At the Society for Benefit-Cost Analysis annual conference earlier this month, the lunch keynote on the first day focused on the difficulty of doing good policy analysis in the face of conflicting data. One topic that Sherry Glied, Dean of NYU’s Wagner School of Public Service spoke on was the role of the policy analyst as opposed to the role of the policymaker. This is a topic we talk about a lot at Scioto Analysis and I thought it would be valuable for me to share a little bit about how we think about this important relationship.
Policymaking is entirely about understanding tradeoffs. As an analyst, my goal is to use the best available data to make those tradeoffs clear to policymakers in a way that is honest and accurate.
It then becomes the role of the policymakers to decide which tradeoffs they want to make. In a well functioning democracy, the policymakers will reflect the view of the people they represent as best they can and allocate whatever scarce resources they have.
This is where policy analysis and policymaking can sometimes conflict. A policymaker might choose to make a decision that does not maximize efficiency, equity, or effectiveness for some reason. Maybe a policy is very efficient only after we count long-term costs, or perhaps it improves equity concerns but would otherwise be inefficient.

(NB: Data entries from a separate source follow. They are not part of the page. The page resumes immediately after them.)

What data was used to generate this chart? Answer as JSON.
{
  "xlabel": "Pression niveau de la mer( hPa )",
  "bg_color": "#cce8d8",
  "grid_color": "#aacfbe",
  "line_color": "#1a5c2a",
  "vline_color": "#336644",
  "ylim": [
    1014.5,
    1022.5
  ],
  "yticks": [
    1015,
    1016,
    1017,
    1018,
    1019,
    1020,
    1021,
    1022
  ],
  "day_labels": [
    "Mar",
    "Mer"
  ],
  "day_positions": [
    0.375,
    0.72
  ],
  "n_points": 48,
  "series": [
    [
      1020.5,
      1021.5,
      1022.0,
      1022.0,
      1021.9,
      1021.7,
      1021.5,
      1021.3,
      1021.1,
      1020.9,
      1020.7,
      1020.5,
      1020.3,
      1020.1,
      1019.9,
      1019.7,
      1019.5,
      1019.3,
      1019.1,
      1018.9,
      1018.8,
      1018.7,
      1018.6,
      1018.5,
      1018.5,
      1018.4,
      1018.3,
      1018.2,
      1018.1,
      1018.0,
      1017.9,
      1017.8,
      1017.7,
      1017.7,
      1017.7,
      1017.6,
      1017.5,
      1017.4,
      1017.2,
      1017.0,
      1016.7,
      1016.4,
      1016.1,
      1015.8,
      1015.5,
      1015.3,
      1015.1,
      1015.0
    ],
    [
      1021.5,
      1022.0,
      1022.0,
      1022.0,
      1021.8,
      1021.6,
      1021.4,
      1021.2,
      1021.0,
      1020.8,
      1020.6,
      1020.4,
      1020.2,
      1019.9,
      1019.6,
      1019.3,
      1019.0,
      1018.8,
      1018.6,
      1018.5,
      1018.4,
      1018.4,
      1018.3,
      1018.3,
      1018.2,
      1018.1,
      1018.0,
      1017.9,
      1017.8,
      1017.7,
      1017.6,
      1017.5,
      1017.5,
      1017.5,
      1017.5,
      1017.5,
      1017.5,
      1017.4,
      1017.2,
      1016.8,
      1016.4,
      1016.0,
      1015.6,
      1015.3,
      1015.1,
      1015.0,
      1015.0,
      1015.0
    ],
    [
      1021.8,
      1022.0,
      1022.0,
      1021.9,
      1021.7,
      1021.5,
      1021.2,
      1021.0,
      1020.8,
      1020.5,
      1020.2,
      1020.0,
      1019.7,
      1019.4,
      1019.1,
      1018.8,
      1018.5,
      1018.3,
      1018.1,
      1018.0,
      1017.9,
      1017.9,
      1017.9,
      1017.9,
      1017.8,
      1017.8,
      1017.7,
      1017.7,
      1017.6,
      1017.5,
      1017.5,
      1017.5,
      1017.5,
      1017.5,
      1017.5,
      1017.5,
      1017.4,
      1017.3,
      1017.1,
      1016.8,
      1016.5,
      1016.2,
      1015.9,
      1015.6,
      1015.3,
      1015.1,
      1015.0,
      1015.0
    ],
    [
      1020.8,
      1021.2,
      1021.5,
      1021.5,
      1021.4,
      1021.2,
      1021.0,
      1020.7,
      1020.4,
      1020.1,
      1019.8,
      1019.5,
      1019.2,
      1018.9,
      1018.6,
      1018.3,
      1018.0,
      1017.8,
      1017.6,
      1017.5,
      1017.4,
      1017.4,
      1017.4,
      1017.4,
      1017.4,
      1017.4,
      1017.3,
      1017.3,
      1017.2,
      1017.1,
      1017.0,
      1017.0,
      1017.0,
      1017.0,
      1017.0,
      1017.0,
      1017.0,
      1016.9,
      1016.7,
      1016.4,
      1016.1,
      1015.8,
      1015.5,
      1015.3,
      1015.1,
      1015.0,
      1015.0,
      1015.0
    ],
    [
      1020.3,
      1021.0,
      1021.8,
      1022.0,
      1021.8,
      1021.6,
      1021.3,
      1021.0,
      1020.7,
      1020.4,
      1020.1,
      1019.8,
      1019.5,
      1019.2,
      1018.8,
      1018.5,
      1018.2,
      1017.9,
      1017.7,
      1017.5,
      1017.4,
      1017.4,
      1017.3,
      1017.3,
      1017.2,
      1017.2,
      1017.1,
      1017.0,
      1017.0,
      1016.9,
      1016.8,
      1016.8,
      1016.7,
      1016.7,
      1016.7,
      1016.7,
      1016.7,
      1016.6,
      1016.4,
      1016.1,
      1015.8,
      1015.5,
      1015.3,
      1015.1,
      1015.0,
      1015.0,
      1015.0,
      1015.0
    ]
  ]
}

It can be hard as a policy analyst to accept the fact that always maximizing efficiency is an impossible goal. On one hand, it is impossible because in order to be certain that we were maximizing efficiency we would need to research every possible alternative which would lead to a never ending cycle of research.

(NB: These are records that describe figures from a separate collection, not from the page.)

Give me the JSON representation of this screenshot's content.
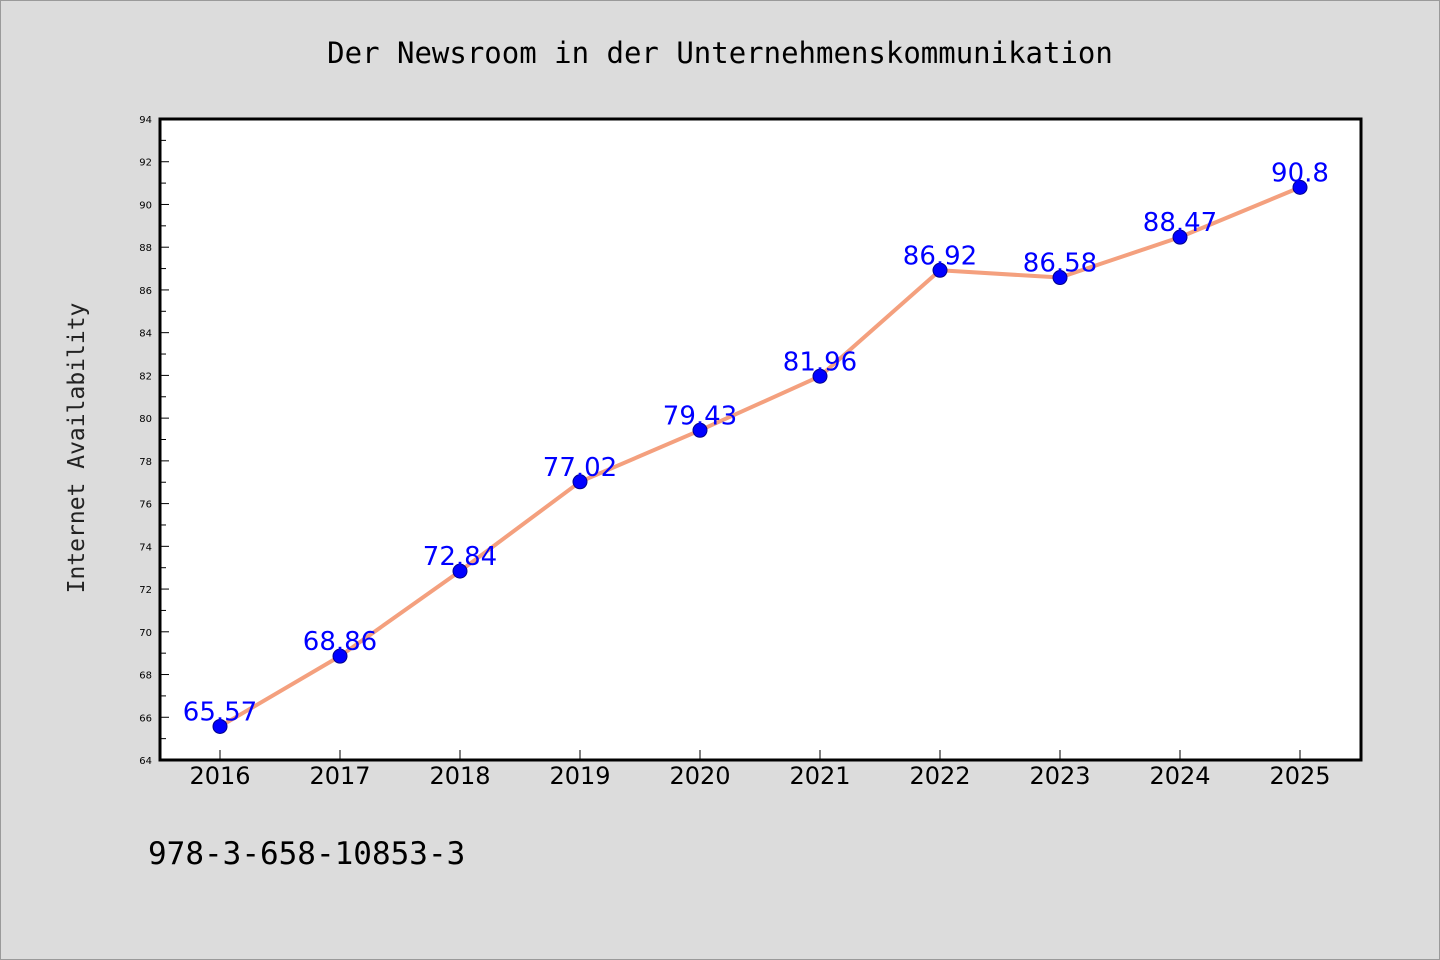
{
  "footer": {
    "isbn": "978-3-658-10853-3"
  },
  "colors": {
    "line": "#f4a07e",
    "marker": "#0000ff",
    "label": "#0000ff",
    "background": "#dcdcdc",
    "plot_background": "#ffffff"
  },
  "chart_data": {
    "type": "line",
    "title": "Der Newsroom in der Unternehmenskommunikation",
    "xlabel": "",
    "ylabel": "Internet Availability",
    "categories": [
      "2016",
      "2017",
      "2018",
      "2019",
      "2020",
      "2021",
      "2022",
      "2023",
      "2024",
      "2025"
    ],
    "series": [
      {
        "values": [
          65.57,
          68.86,
          72.84,
          77.02,
          79.43,
          81.96,
          86.92,
          86.58,
          88.47,
          90.8
        ]
      }
    ],
    "data_labels": [
      "65.57",
      "68.86",
      "72.84",
      "77.02",
      "79.43",
      "81.96",
      "86.92",
      "86.58",
      "88.47",
      "90.8"
    ],
    "ylim": [
      64,
      94
    ],
    "yticks": [
      "64",
      "66",
      "68",
      "70",
      "72",
      "74",
      "76",
      "78",
      "80",
      "82",
      "84",
      "86",
      "88",
      "90",
      "92",
      "94"
    ],
    "grid": false,
    "legend": "none"
  }
}
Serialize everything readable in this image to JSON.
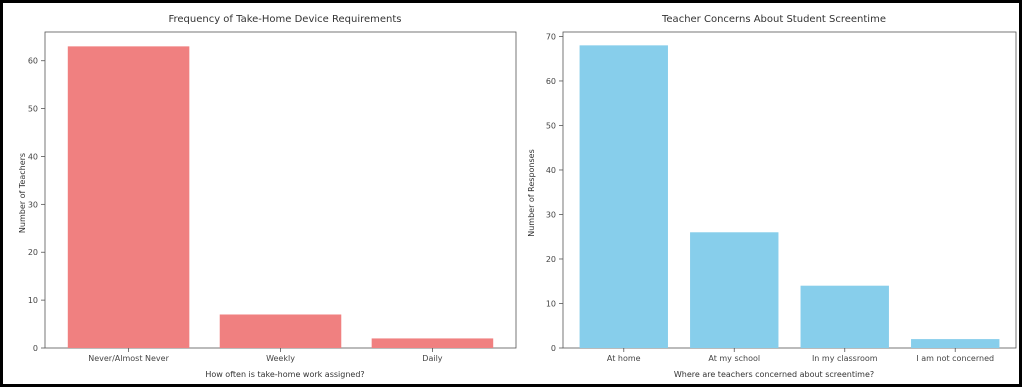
{
  "chart_data": [
    {
      "type": "bar",
      "title": "Frequency of Take-Home Device Requirements",
      "xlabel": "How often is take-home work assigned?",
      "ylabel": "Number of Teachers",
      "categories": [
        "Never/Almost Never",
        "Weekly",
        "Daily"
      ],
      "values": [
        63,
        7,
        2
      ],
      "ylim": [
        0,
        66
      ],
      "yticks": [
        0,
        10,
        20,
        30,
        40,
        50,
        60
      ],
      "color": "#f08080",
      "grid": false
    },
    {
      "type": "bar",
      "title": "Teacher Concerns About Student Screentime",
      "xlabel": "Where are teachers concerned about screentime?",
      "ylabel": "Number of Responses",
      "categories": [
        "At home",
        "At my school",
        "In my classroom",
        "I am not concerned"
      ],
      "values": [
        68,
        26,
        14,
        2
      ],
      "ylim": [
        0,
        71
      ],
      "yticks": [
        0,
        10,
        20,
        30,
        40,
        50,
        60,
        70
      ],
      "color": "#87ceeb",
      "grid": false
    }
  ]
}
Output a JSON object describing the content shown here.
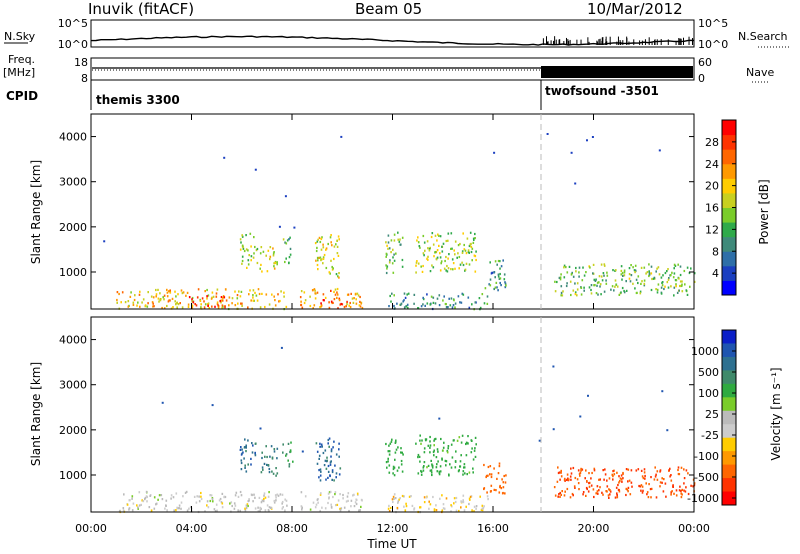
{
  "header": {
    "station": "Inuvik (fitACF)",
    "beam": "Beam 05",
    "date": "10/Mar/2012"
  },
  "meta_panels": {
    "nsky_label": "N.Sky",
    "nsearch_label": "N.Search",
    "freq_label": "Freq.",
    "freq_unit": "[MHz]",
    "nave_label": "Nave",
    "cpid_label": "CPID",
    "noise_ticks_left": [
      "10^5",
      "10^0"
    ],
    "noise_ticks_right": [
      "10^5",
      "10^0"
    ],
    "freq_ticks": [
      "18",
      "8"
    ],
    "nave_ticks": [
      "60",
      "0"
    ],
    "cpid_segments": [
      {
        "name": "themis 3300",
        "start_hour": 0,
        "end_hour": 18
      },
      {
        "name": "twofsound -3501",
        "start_hour": 18,
        "end_hour": 24
      }
    ]
  },
  "chart_data": [
    {
      "type": "heatmap",
      "quantity": "Power",
      "ylabel": "Slant Range [km]",
      "ylim": [
        180,
        4500
      ],
      "y_ticks": [
        1000,
        2000,
        3000,
        4000
      ],
      "xlim": [
        0,
        24
      ],
      "colorbar": {
        "label": "Power [dB]",
        "range": [
          0,
          32
        ],
        "ticks": [
          "4",
          "8",
          "12",
          "16",
          "20",
          "24",
          "28"
        ],
        "colors": [
          "#0000ff",
          "#1b3fc0",
          "#2e6fa8",
          "#3f8a7a",
          "#2faa4a",
          "#7acc2a",
          "#c8d020",
          "#ffcc00",
          "#ff9900",
          "#ff6600",
          "#ff3300",
          "#ff0000"
        ]
      },
      "scatter_regions": [
        {
          "hour_start": 1.0,
          "hour_end": 7.8,
          "range_min": 200,
          "range_max": 650,
          "value": 20
        },
        {
          "hour_start": 3.8,
          "hour_end": 5.4,
          "range_min": 220,
          "range_max": 500,
          "value": 28
        },
        {
          "hour_start": 8.3,
          "hour_end": 10.8,
          "range_min": 220,
          "range_max": 650,
          "value": 22
        },
        {
          "hour_start": 9.0,
          "hour_end": 10.2,
          "range_min": 220,
          "range_max": 450,
          "value": 28
        },
        {
          "hour_start": 11.8,
          "hour_end": 15.8,
          "range_min": 200,
          "range_max": 550,
          "value": 10
        },
        {
          "hour_start": 5.9,
          "hour_end": 6.6,
          "range_min": 1100,
          "range_max": 1900,
          "value": 16
        },
        {
          "hour_start": 6.7,
          "hour_end": 7.4,
          "range_min": 1000,
          "range_max": 1600,
          "value": 18
        },
        {
          "hour_start": 7.6,
          "hour_end": 8.0,
          "range_min": 1200,
          "range_max": 1800,
          "value": 12
        },
        {
          "hour_start": 8.9,
          "hour_end": 9.9,
          "range_min": 900,
          "range_max": 1850,
          "value": 18
        },
        {
          "hour_start": 11.7,
          "hour_end": 12.4,
          "range_min": 1000,
          "range_max": 1900,
          "value": 14
        },
        {
          "hour_start": 12.9,
          "hour_end": 15.3,
          "range_min": 1000,
          "range_max": 1900,
          "value": 16
        },
        {
          "hour_start": 15.6,
          "hour_end": 16.5,
          "range_min": 600,
          "range_max": 1300,
          "value": 10
        },
        {
          "hour_start": 18.4,
          "hour_end": 24.0,
          "range_min": 500,
          "range_max": 1200,
          "value": 14
        }
      ]
    },
    {
      "type": "heatmap",
      "quantity": "Velocity",
      "ylabel": "Slant Range [km]",
      "ylim": [
        180,
        4500
      ],
      "y_ticks": [
        1000,
        2000,
        3000,
        4000
      ],
      "xlim": [
        0,
        24
      ],
      "xlabel": "Time UT",
      "x_ticks": [
        "00:00",
        "04:00",
        "08:00",
        "12:00",
        "16:00",
        "20:00",
        "00:00"
      ],
      "colorbar": {
        "label": "Velocity [m s⁻¹]",
        "ticks": [
          "1000",
          "500",
          "100",
          "25",
          "-25",
          "-100",
          "-500",
          "-1000"
        ],
        "colors": [
          "#0b1fc8",
          "#1f55b0",
          "#2e7090",
          "#3f8a6a",
          "#2faa40",
          "#7acc2a",
          "#bbbbbb",
          "#cccccc",
          "#ffcc00",
          "#ff9900",
          "#ff6600",
          "#ff3300",
          "#ff0000"
        ]
      },
      "scatter_regions": [
        {
          "hour_start": 1.0,
          "hour_end": 7.8,
          "range_min": 200,
          "range_max": 650,
          "value": 25
        },
        {
          "hour_start": 8.3,
          "hour_end": 10.8,
          "range_min": 220,
          "range_max": 650,
          "value": 25
        },
        {
          "hour_start": 11.8,
          "hour_end": 15.8,
          "range_min": 200,
          "range_max": 600,
          "value": 0
        },
        {
          "hour_start": 5.9,
          "hour_end": 6.6,
          "range_min": 1100,
          "range_max": 1900,
          "value": 600
        },
        {
          "hour_start": 6.7,
          "hour_end": 7.4,
          "range_min": 1000,
          "range_max": 1700,
          "value": 500
        },
        {
          "hour_start": 7.6,
          "hour_end": 8.0,
          "range_min": 1200,
          "range_max": 1800,
          "value": 400
        },
        {
          "hour_start": 8.9,
          "hour_end": 9.9,
          "range_min": 900,
          "range_max": 1850,
          "value": 700
        },
        {
          "hour_start": 11.7,
          "hour_end": 12.4,
          "range_min": 1000,
          "range_max": 1900,
          "value": 200
        },
        {
          "hour_start": 12.9,
          "hour_end": 15.3,
          "range_min": 1000,
          "range_max": 1900,
          "value": 150
        },
        {
          "hour_start": 15.6,
          "hour_end": 16.5,
          "range_min": 600,
          "range_max": 1300,
          "value": -200
        },
        {
          "hour_start": 18.4,
          "hour_end": 24.0,
          "range_min": 500,
          "range_max": 1200,
          "value": -300
        }
      ]
    }
  ]
}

More importantly though, efficiency isn’t always the goal of policymakers. Policymakers have to care about things like elections, political feasibility, and legislative rules.
Often, this separation gets painted as a negative consequence of our political system. “If only the policymakers just did what the research suggests, then we’d have a much better society.” But I don’t necessarily think this is the case.
For one thing, this separation allows policy analysis to (in theory) operate outside of the political discourse. Of course, there are critical assumptions the analyst has to make that can shape the results quite significantly, but good policy analysis is clear about these assumptions and often tests what happens if they do not hold.
Once assumptions have been established, applying the best available data and methods should result in analysts coming to the same conclusions. Keeping an arms length away from debates about politics allows policy analysis to maintain its status as a scientific discipline that deals with the truth.
The other reason this separation is important is because policy analysts are often in the business of predicting the future, which is an inherently difficult proposition. Even the most rigorous analyses can sometimes guess incorrectly about what the future will hold. That doesn’t mean the analysis was bad, just that something unexpected happened.
Statistics give us the tools to measure uncertainty and incorporate it into our estimates, but at the end of the day most policies only get one chance. It might be a more efficient world if the entire political system was centered around maximizing the expected value of our policies, but it might not.
Separating policy analysts and policymakers protects the integrity of the policy analysis process. It keeps the focus of the analysis on the process instead of the results. For the most part, as long as the analysis was done correctly, the analyst will continue to be trusted. Conversely, policymaking is a much more outcome focused business. If an expensive program doesn’t work as expected, usually the elected official is going to be on the hook.
All of this is certainly a glass-half-full take of the dynamics between policy analysts and policymakers. The entire reason Scioto Analysis exists is because we don’t think there is enough good policy analysis happening at the state and local levels of government.
Good policy analysis should be a much larger part of the way our society functions, we’d all be better off for it. However, it can’t be the entirety of our decision making process. Policymaking and politics still play an important role, and they likely always will. And in a democracy, they probably should.